The grants came from the state’s Community Crossings program, which set side $150 million for local road projects.
All of the local cities and towns and the county applied for grants, and all of them got at least some money, ranging from $40,000 to $1 million.
Local communities are still finalizing exactly how to use the money but said the grants are a big help, combined with additional income tax funding they each received this year.
For some residents, they could start seeing added road work right away.
In Greenwood, where the city got just under $1 million, the city is using the money for mostly preventive work, city engineer Mark Richards said.
The largest chunk of the money will be used to crack seal roads, but the city is also putting down a material that helps rejuvenate the roads to make them last longer and is putting a thin overlay on other roads to help them last longer, Richards said.

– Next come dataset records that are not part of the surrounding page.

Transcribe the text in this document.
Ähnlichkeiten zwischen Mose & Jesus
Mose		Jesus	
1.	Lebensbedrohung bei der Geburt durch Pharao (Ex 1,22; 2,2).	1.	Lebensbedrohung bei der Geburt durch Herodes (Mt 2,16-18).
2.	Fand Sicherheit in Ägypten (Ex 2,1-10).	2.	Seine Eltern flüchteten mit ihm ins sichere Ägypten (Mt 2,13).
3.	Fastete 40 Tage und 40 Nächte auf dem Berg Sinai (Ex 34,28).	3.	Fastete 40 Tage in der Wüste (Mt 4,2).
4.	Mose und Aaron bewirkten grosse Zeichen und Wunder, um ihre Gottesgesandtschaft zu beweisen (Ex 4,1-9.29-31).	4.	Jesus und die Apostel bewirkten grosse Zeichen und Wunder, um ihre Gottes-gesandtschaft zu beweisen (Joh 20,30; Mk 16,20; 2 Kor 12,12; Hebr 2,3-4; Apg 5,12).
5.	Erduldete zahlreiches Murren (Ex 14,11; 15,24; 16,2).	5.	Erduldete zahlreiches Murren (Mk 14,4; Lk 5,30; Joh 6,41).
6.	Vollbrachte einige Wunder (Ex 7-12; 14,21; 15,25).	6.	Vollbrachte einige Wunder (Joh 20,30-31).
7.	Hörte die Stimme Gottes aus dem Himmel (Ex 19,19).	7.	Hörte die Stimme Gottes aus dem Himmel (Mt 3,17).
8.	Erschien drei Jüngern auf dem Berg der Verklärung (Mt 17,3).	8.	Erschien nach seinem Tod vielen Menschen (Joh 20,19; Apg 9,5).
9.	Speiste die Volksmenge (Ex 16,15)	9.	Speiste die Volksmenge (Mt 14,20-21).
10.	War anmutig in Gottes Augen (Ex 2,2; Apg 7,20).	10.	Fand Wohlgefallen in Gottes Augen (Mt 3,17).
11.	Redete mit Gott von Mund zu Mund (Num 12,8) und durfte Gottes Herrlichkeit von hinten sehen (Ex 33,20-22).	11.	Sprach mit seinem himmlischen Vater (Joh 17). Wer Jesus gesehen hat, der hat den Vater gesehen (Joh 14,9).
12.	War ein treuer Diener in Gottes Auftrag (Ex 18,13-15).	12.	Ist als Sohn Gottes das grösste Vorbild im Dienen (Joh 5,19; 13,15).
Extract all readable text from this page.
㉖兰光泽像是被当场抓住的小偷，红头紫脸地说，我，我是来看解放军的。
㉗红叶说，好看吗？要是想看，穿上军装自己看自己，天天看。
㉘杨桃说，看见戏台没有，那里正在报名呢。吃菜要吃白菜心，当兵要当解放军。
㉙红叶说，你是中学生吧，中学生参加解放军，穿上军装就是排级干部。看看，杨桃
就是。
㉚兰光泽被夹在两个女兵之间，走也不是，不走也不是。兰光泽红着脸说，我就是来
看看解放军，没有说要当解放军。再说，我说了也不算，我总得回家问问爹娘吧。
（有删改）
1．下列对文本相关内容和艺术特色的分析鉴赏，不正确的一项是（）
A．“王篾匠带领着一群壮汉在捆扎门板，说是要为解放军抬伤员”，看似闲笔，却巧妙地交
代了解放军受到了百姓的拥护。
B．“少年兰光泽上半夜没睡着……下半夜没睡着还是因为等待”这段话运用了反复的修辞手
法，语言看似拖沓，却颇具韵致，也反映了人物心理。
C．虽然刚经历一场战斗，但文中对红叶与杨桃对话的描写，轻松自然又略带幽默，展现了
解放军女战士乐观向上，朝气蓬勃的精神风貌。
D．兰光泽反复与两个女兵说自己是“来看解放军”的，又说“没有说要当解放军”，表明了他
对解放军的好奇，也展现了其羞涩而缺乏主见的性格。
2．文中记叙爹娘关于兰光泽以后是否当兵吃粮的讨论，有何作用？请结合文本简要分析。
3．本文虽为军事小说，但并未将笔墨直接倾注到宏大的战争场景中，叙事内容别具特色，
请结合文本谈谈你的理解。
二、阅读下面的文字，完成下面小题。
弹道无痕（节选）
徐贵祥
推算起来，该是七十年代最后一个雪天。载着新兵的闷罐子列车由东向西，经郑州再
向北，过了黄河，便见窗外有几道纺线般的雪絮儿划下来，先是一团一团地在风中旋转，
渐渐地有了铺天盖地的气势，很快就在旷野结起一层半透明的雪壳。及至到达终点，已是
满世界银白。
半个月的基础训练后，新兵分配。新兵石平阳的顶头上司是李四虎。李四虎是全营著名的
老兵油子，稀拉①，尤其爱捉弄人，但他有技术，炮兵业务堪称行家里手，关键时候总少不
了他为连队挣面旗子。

Another project will be done to rebuild Easy Street in Imperial Hills, he said.
The city is also looking into applying for additional grant money next year, he said.
In Johnson County and Franklin, which got about $1 million each, work will begin next year, officials said.
The county applied for a grant that would pay for about half of the work being done this year and then could set aside the local tax dollars not spent for projects next year, county highway director Luke Mastin said.
One of the reasons for doing that was because the money was awarded late in the season, when the county has already started its projects, and contractors will likely be busy with work in other communities, he said.
Franklin followed a similar approach, applying for and receiving $1 million for its paving program, reconstructing Wayne Street and repaving Central and Center streets, which were all slated to be done this year, city engineer Travis Underhill said.
But the city now has more money to put toward projects next year, he said.
“It’s $1 million we had programmed but stays in Franklin’s account, and we can advance our maintenance program that much next year,” Underhill said.
That funding, combined with the added income tax money, is allowing local communities to catch up with work that has had to be put off due to a lack of funding in past years, local officials said.